A group of parents, students and community members gathered Monday in front of East High, ahead of the school’s return to classes this week.
Dubbed the “Parents – Safety Advocacy Group,” many of the members met for the first time a little less than two weeks ago, after the school shooting that left two East High administrators injured, and the 17-year-old suspect dead following a suicide. The group is now calling for more transparency from district officials about school safety.
“We’ve been given no information from the [Denver Public Schools] board,” Sri Viswanath, an East High parent, said. “We’ve been told nothing about safety improvements at our school except for the return of some school resource officers, nothing from the DPS board. We’ve observed no changes here at our school to make it safer when our kids get back on Wednesday. We have not been informed about any kind of comprehensive safety plan to make Denver Public Schools and East High School safer from the DPS board.”
In a school board meeting the day after the shooting, Denver School Board members met in a closed-off executive session and emerged hours later to announce that up to two armed officers would be allowed at city high schools.

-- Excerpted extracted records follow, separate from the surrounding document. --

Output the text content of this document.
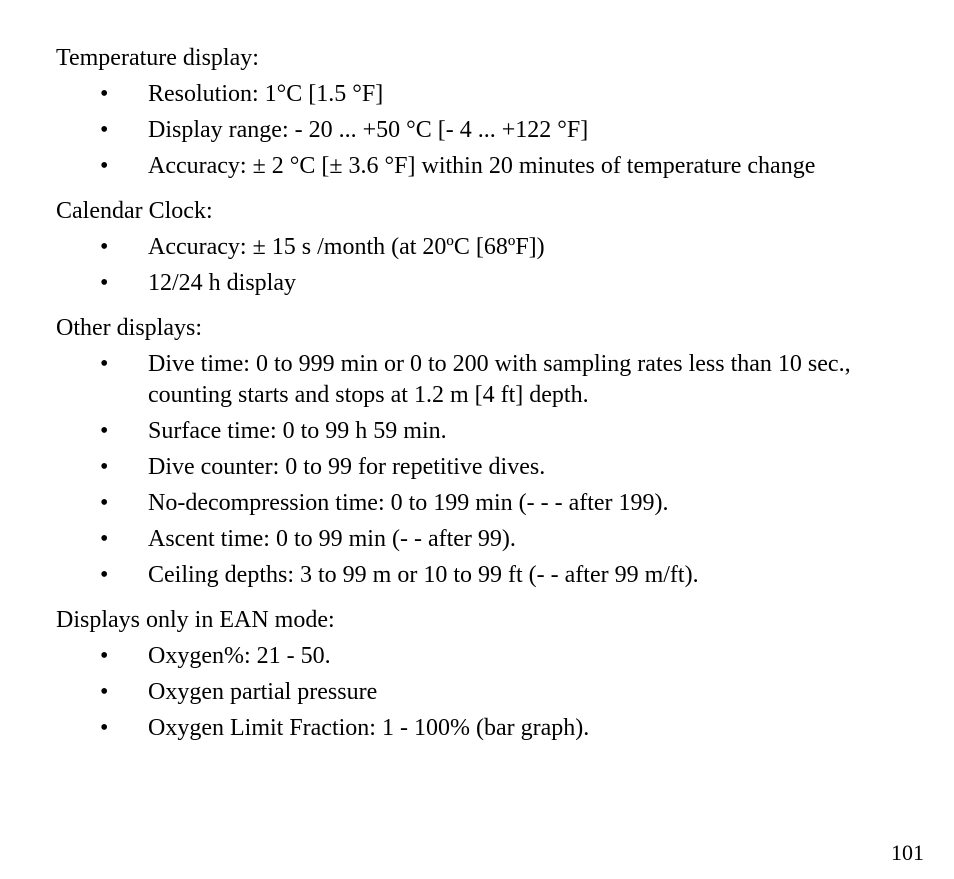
Temperature display:
• Resolution: 1°C [1.5 °F]
• Display range: - 20 ... +50 °C [- 4 ... +122 °F]
• Accuracy: ± 2 °C [± 3.6 °F] within 20 minutes of temperature change
Calendar Clock:
• Accuracy: ± 15 s /month (at 20ºC [68ºF])
• 12/24 h display
Other displays:
• Dive time: 0 to 999 min or 0 to 200 with sampling rates less than 10 sec., counting starts and stops at 1.2 m [4 ft] depth.
• Surface time: 0 to 99 h 59 min.
• Dive counter: 0 to 99 for repetitive dives.
• No-decompression time: 0 to 199 min (- - - after 199).
• Ascent time: 0 to 99 min (- - after 99).
• Ceiling depths: 3 to 99 m or 10 to 99 ft (- - after 99 m/ft).
Displays only in EAN mode:
• Oxygen%: 21 - 50.
• Oxygen partial pressure
• Oxygen Limit Fraction: 1 - 100% (bar graph).
101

DPS board members have tasked district superintendent Alex Marrero with creating a “systemic Long-term Safety Operational plan,” which is due at the end of June. Armed officers will remain at DPS high schools until then, but it’s not clear how the plan will involve them going forward.
The decision to bring back school resource officers is a reversal of one made in 2020, when DPS board members unanimously voted to order DPD officers out of schools in an attempt to address systemic racism. Vince Jordan, a parent of a current senior at East High, said he wants to know what plans were made in the absence of SROs, in addition to how bringing them back will address other issues within the school.
“There are other issues, like mental health,” Jordan said. “What support are you putting in place for the students and the teachers?”
The late-March shooting was the latest in a string of gun violence incidents that impacted the East community. Just weeks before, 16-year-old Luis Garcia was shot near campus and later died of his injuries.
Members of the Parents – Safety Advocacy Group said everyone is welcome to join their group, even non-parents. Vernon Jones Jr., a pastor in the community, is one of those non-parents. He said he hopes to assist by holding community meetings to encourage discourse.
“When the families here at East reached out to us, we said, ‘Okay, that’s what we do,'” Jones Jr. said. “We help people move out of their silos to work in solidarity to get to the solutions that work best for kids.”
The Parents – Safety Advocacy Group said they’ll continue to gather in front of East High every Monday through the end of the semester.